I never make new years resolutions. I don’t know what’s gonna happen. I usually start doing things in March. In January and February, I only think about what to do but I never seem to get things started. I don’t know about the driver’s license thing. There are times when I think I might need it but then again not. I’m most concerned about passing the tests. I don’t I get passed the first time. The money might go to that the most. That’s what happened over 20 years ago. I also live in a city where places are close by so I don’t really need a licence. If I want to go somewhere I can ask dad for a lift. I don’t go to places where I need a car in the first place. I don’t know if it’s worth paying for. I have gone without a license for this long. I was more thinking about my dad getting older and he doesn’t want to drive long trips. I don’t want to own a car but you can still have a license. I really have to think about it.
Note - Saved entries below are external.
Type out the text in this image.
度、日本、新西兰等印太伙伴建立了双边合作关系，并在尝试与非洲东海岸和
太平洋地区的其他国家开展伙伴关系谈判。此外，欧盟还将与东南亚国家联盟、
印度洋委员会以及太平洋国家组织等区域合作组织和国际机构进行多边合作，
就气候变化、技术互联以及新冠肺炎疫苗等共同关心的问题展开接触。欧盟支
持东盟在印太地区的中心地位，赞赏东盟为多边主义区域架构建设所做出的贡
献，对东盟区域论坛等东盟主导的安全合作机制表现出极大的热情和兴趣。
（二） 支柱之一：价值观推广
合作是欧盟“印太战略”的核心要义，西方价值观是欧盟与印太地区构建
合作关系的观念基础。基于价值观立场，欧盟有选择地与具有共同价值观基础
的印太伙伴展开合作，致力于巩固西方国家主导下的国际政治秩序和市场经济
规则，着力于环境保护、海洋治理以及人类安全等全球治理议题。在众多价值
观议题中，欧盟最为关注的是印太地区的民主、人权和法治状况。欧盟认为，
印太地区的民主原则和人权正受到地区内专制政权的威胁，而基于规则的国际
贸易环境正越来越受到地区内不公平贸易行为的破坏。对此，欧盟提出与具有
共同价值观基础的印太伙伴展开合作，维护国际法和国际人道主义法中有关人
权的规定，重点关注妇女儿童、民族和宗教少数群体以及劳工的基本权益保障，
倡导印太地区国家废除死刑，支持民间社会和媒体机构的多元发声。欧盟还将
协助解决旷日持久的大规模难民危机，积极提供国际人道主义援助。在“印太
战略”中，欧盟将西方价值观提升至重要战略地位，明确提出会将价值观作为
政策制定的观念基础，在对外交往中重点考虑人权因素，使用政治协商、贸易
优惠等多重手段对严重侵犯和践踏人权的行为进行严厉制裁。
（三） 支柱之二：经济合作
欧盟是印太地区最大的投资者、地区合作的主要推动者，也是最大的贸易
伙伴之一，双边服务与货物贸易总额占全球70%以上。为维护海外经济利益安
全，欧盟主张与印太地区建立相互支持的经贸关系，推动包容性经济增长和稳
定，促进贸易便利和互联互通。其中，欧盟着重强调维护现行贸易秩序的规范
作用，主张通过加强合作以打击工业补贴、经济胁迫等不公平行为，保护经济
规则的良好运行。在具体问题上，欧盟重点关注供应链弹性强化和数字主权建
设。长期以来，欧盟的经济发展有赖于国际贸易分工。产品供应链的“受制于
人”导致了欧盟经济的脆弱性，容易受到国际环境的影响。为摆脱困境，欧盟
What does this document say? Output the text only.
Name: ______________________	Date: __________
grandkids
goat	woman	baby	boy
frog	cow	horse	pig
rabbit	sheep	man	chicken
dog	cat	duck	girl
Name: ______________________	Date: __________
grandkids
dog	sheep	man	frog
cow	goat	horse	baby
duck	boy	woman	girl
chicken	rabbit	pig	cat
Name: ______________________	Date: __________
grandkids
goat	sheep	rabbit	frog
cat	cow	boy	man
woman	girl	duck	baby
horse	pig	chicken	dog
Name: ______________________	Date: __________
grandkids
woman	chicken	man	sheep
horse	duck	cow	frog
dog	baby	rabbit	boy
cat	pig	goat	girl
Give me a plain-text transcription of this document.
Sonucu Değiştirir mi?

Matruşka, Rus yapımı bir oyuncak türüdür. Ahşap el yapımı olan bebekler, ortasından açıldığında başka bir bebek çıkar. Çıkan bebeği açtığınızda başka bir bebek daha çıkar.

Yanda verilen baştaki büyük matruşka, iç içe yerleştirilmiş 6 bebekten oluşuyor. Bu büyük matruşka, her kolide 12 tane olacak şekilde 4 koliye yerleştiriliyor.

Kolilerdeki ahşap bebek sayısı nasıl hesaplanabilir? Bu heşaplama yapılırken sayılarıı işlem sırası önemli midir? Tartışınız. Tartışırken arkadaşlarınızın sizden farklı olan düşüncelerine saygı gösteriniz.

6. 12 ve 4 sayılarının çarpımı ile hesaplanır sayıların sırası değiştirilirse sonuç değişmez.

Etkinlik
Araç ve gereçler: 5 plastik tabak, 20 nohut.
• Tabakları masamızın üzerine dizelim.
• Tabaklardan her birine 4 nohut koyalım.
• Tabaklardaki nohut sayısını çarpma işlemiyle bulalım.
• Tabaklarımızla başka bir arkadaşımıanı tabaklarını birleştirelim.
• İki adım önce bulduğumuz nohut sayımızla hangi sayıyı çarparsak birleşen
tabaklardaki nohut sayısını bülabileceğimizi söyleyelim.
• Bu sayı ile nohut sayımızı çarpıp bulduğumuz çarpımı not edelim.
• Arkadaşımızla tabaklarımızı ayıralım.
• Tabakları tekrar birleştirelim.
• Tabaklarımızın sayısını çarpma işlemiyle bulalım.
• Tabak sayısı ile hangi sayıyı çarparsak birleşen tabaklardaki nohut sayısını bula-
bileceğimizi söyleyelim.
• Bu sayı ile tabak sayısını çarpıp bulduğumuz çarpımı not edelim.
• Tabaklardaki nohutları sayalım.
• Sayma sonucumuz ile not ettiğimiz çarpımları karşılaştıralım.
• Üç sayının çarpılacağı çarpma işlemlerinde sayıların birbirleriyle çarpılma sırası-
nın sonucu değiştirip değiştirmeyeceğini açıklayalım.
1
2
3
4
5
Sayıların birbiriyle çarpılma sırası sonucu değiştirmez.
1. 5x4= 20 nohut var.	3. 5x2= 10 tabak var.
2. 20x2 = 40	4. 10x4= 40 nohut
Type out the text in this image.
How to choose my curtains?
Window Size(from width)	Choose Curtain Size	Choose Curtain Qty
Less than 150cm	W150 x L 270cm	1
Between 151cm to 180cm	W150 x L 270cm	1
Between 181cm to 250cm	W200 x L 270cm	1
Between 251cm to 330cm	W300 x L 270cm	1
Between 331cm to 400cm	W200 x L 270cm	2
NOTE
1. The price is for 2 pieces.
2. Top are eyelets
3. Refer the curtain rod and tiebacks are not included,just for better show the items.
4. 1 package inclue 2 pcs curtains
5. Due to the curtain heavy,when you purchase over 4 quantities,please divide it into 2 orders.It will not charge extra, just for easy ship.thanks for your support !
I didn’t think about writing about this but there is no harm in saying it. I have written about becoming an entrepreneur many times on this blog. I wouldn’t want to do it full time yet but there is something called light entrepreneurship. I already registered up for one last year. I also have a business Instagram and a Facebook page in the making. But the problem is what kind of services I want to provide. So far I thought about graphic design and photography. I thought about web design too but it’s not what I’ve studied. Sure, I did but the real world web design is too technical for me. I don’t have enough of the material of my work. At least nothing good enough to get clients. There are people who have done it for years and I have only school material to show. It’s just so much work you have to do to become an entrepreneur. The marketing and all that. I don’t know if I want to bother. But then I have to do all the job search things and that’s not easy either. There are monsters in both ways. I wish I didn’t need to do anything. But I don’t want to be one of those who are afraid to work.

We’ll see what 2021 will bring. It’s still early days. So happy new year and that was my first post of the year.